I liked how the show’s curators displayed Ethereal. It hangs on the wall opposite the entrance to Beebe’s on the Square, the café connected to the Hunt Gallery. It is the first work you see as you walk into this room and the colors glow under the lighting. I couldn’t take my eyes off it.


The …What Is Series is a group of three large works about acceptance. Entitled Embrace What Is, Be Present with What Is, and Surrender to What Is, these paintings are swirling, pulsing masses full of energy and life. I feel like each mass is about to explode off the canvases, like a star about to go nova. In each painting, the circle is surrounded by a cloud of pigment and shapes have already flung off the main mass. This reminds me of unstable atoms. The surrounding white canvases seem to contain the energy… but not for much longer.

Of the three, I like Be Present with What Is the most. While the other titles imply actions and their jumble of clashing colors vibrate, Be Present is calm. Its colors are quiet blues and white. Notice how the surrounding haze is not as defined as the others, and none of its forms have been flung out from the center. This atom is stable. To embrace something and to surrender to something could imply a conflict or struggle. To be present with something is to simply exist. To be. Nothing else is required.


Dancing with My Beloved I & II (2025)

When I visited the exhibition, I was familiar with Zaman’s style displayed in the paintings above. His experimentation in geometric abstraction caught me by surprise. These works, like Dancing with My Beloved I & II represent the freedom Becca spoke about when he allowed himself to play and have fun even as his illness advanced. They hold a special meaning for her, too. Becca singled Dancing with My Beloved I & II out specifically as her favorite paintings in the show:

He and I did [these] sitting next to each other over twelve hours, over many days…. Every step he said, “Well, what do we think should go here? What shape?” [She responded,] “What if we did a row of squares here?” “OK, what colors should we do?” We did it in conversation, and so it was an intense and meaningful time together. And it was a sweet moment, because… I had realized I had learned so much about his process by watching him… I felt so close to him… and he enjoyed involving [his family].[iv]

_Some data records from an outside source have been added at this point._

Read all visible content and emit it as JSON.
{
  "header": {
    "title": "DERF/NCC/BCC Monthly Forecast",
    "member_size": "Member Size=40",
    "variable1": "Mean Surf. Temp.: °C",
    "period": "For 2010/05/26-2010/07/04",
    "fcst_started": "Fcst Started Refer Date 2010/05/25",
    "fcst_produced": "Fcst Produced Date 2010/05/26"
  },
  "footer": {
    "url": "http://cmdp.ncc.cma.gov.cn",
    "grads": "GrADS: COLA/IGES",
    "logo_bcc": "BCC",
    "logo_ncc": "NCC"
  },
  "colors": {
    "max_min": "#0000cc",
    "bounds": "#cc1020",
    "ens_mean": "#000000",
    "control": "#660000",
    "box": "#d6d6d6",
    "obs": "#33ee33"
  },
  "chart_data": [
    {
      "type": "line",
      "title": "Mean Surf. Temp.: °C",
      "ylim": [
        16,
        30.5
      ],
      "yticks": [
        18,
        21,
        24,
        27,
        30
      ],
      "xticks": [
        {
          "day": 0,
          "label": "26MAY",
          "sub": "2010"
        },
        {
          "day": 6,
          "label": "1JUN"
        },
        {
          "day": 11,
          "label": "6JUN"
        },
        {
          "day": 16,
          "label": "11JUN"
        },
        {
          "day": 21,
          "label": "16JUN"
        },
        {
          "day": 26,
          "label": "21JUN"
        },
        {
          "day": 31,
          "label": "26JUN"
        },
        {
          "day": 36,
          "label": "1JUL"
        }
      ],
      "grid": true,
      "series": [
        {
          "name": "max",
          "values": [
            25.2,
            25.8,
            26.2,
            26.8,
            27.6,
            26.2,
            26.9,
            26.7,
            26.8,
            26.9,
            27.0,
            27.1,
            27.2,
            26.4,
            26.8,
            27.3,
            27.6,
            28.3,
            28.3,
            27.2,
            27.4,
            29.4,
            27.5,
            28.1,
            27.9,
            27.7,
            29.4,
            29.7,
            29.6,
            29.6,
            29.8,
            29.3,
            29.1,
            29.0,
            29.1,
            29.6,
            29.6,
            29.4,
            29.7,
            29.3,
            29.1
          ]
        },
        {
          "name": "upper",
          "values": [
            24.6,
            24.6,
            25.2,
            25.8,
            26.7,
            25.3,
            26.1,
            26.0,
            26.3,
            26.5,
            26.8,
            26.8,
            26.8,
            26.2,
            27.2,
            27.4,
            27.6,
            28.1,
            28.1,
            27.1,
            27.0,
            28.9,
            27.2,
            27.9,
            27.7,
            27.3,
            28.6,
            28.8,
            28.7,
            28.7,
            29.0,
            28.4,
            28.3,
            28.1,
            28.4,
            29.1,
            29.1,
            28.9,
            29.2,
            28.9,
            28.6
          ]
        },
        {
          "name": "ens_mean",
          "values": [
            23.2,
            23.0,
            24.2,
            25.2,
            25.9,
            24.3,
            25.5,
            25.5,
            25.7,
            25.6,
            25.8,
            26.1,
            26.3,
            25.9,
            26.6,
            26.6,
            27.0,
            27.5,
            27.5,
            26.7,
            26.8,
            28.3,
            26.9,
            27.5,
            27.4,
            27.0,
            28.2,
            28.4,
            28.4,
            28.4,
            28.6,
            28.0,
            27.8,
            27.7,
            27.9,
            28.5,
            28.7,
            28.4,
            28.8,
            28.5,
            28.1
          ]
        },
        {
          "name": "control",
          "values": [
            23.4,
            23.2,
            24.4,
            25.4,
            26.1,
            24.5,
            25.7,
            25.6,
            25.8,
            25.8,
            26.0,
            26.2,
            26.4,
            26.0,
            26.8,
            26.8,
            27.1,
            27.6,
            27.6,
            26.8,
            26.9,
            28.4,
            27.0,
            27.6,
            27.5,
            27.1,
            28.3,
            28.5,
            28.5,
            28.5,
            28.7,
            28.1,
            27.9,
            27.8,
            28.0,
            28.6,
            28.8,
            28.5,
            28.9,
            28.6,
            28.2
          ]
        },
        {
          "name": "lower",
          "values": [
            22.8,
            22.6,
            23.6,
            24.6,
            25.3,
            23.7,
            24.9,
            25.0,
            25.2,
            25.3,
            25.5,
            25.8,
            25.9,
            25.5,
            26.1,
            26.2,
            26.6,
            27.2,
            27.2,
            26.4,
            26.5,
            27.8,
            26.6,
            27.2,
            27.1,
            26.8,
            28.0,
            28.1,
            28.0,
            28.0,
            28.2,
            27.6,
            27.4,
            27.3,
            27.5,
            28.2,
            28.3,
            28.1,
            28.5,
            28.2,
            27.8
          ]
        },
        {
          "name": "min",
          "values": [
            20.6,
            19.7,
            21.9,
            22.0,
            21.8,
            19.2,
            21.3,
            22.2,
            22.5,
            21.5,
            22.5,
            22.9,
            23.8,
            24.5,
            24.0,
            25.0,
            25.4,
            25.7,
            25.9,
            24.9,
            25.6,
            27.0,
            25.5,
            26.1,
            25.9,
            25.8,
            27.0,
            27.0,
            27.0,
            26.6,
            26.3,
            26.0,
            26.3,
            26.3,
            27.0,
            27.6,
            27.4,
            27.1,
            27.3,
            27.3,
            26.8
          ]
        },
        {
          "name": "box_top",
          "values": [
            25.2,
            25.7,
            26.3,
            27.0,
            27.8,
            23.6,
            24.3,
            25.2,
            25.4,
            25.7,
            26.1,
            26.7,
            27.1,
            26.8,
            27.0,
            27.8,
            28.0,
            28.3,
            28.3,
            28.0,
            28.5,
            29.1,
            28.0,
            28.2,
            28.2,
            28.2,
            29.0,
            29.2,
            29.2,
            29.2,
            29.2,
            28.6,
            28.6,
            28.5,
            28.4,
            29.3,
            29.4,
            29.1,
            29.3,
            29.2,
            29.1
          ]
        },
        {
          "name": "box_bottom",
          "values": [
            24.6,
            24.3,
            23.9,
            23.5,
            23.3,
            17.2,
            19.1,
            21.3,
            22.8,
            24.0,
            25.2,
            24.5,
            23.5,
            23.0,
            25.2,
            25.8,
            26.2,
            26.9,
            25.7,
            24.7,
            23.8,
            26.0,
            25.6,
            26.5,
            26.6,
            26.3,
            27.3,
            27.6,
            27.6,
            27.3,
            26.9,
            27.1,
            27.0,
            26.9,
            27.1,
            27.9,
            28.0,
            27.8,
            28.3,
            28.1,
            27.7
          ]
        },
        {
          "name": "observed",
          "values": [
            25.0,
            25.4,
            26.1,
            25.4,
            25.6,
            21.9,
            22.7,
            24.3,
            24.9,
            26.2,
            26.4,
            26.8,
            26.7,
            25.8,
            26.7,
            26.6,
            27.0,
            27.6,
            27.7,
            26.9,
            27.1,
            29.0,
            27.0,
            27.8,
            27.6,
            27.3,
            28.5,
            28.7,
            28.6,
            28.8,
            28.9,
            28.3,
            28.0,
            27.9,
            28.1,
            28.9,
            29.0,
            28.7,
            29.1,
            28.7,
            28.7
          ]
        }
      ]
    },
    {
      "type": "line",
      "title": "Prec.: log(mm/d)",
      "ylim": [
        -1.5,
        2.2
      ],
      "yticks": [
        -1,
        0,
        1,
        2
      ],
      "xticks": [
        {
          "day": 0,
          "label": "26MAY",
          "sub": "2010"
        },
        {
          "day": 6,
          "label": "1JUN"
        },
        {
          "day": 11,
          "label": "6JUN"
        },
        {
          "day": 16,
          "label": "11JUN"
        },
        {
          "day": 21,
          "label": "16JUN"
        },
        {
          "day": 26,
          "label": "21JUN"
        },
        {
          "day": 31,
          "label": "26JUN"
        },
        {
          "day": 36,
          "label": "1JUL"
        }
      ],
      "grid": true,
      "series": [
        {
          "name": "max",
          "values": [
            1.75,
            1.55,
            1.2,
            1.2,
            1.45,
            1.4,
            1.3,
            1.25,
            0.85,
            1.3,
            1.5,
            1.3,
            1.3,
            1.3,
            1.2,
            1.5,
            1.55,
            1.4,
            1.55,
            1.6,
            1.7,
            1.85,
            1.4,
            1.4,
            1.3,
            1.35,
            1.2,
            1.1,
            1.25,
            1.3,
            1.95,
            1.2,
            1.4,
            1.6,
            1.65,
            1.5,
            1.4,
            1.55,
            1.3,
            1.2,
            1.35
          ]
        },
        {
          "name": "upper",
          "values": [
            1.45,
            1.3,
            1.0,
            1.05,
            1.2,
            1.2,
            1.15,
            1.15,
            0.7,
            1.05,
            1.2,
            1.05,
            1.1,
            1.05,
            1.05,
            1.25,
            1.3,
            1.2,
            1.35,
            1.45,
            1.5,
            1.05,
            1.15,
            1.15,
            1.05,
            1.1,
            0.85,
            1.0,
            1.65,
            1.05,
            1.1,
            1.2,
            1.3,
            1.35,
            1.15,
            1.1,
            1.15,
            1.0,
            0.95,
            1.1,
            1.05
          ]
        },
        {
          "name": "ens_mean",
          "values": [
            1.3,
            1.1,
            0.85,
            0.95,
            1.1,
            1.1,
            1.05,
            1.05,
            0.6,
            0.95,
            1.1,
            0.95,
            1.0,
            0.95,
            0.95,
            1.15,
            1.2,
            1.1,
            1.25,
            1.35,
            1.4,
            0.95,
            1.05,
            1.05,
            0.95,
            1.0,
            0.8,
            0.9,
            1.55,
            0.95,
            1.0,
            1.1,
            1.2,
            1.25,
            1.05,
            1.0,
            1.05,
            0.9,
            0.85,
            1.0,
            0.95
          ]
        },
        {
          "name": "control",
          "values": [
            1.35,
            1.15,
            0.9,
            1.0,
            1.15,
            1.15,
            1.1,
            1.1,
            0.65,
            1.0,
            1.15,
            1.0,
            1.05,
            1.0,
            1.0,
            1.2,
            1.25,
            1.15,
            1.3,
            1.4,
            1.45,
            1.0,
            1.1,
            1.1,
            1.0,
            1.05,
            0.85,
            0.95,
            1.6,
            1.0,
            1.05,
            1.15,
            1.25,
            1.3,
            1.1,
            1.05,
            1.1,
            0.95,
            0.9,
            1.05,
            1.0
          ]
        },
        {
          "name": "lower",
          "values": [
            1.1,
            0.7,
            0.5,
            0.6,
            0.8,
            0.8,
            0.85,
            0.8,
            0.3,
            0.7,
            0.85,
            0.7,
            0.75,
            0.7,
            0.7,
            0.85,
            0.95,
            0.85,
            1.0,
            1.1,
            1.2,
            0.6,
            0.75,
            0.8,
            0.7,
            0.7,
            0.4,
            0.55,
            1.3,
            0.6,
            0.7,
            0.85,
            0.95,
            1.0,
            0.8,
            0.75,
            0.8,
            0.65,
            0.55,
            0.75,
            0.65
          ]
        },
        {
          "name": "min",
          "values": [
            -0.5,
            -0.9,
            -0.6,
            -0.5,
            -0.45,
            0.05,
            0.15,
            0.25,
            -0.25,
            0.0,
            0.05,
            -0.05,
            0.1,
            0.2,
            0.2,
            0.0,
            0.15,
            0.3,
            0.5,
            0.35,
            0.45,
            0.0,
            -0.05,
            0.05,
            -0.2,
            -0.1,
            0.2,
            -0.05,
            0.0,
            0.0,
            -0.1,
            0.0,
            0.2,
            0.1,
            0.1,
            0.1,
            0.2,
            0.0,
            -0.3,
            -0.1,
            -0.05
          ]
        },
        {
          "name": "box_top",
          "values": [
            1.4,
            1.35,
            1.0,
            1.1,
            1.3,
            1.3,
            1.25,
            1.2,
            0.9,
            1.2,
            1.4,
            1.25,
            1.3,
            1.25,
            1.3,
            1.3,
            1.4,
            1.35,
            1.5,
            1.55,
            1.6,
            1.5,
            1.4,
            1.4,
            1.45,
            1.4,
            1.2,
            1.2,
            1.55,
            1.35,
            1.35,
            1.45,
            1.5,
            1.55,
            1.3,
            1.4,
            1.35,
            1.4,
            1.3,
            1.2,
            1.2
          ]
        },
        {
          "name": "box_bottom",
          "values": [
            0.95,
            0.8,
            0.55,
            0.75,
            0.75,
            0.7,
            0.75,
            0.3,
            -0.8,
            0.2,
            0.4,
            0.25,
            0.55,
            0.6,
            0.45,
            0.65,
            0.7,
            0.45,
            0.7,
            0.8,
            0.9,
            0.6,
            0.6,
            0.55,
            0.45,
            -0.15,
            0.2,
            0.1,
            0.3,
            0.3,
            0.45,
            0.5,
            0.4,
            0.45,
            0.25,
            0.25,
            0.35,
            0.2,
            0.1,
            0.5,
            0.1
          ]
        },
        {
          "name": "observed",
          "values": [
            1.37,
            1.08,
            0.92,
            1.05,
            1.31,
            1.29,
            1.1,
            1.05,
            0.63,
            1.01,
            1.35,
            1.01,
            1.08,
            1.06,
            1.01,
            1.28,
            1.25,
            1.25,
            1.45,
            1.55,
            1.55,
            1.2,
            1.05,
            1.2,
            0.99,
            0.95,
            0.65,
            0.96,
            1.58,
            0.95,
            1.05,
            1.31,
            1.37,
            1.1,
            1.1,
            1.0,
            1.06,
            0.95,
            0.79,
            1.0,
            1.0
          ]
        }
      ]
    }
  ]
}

Painted in November, just before his death, Dancing with My Beloved I & II are his final messages of love to her. Zaman also created similar works for his children. This time with her husband was a precious memory to her and I feel blessed that she shared it with me.


The C. Stuart & Jane H. Hunt Gallery is one of the smaller venues I’ve been to. It gets crowded fast which hampers free movement within the space, but that should only be an issue on opening nights or during receptions. Its location is ideal, however, centrally located in downtown Buffalo, New York, filling the first-floor space of the Hunt Real Estate headquarters building on Lafayette Square. It is across the street from the central branch of the Buffalo and Erie County Public Library and the historic Hotel at the Lafayette, and a short walk from the theatre district, city hall, Sahlen Field, and other landmarks. Attached to the Hunt Gallery is Beebe’s on the Square, a charming lounge-style restaurant that hosts visual and musical artists throughout the year, including the Art Meets Jazz concert series.


[i] Becca Bass, in discussion with the author, January 2026.

[ii] Becca Bass, Surrender to Mercy: The Final Works of Muhammad Z. Zaman, exh. cat. (C. Stuart and Jane H. Hunt Art Gallery, 2026) 11.

[iii] Translation from Google Translate, accessed March 8, 2026.

[iv] Bass, in discussion with the author, January 2026.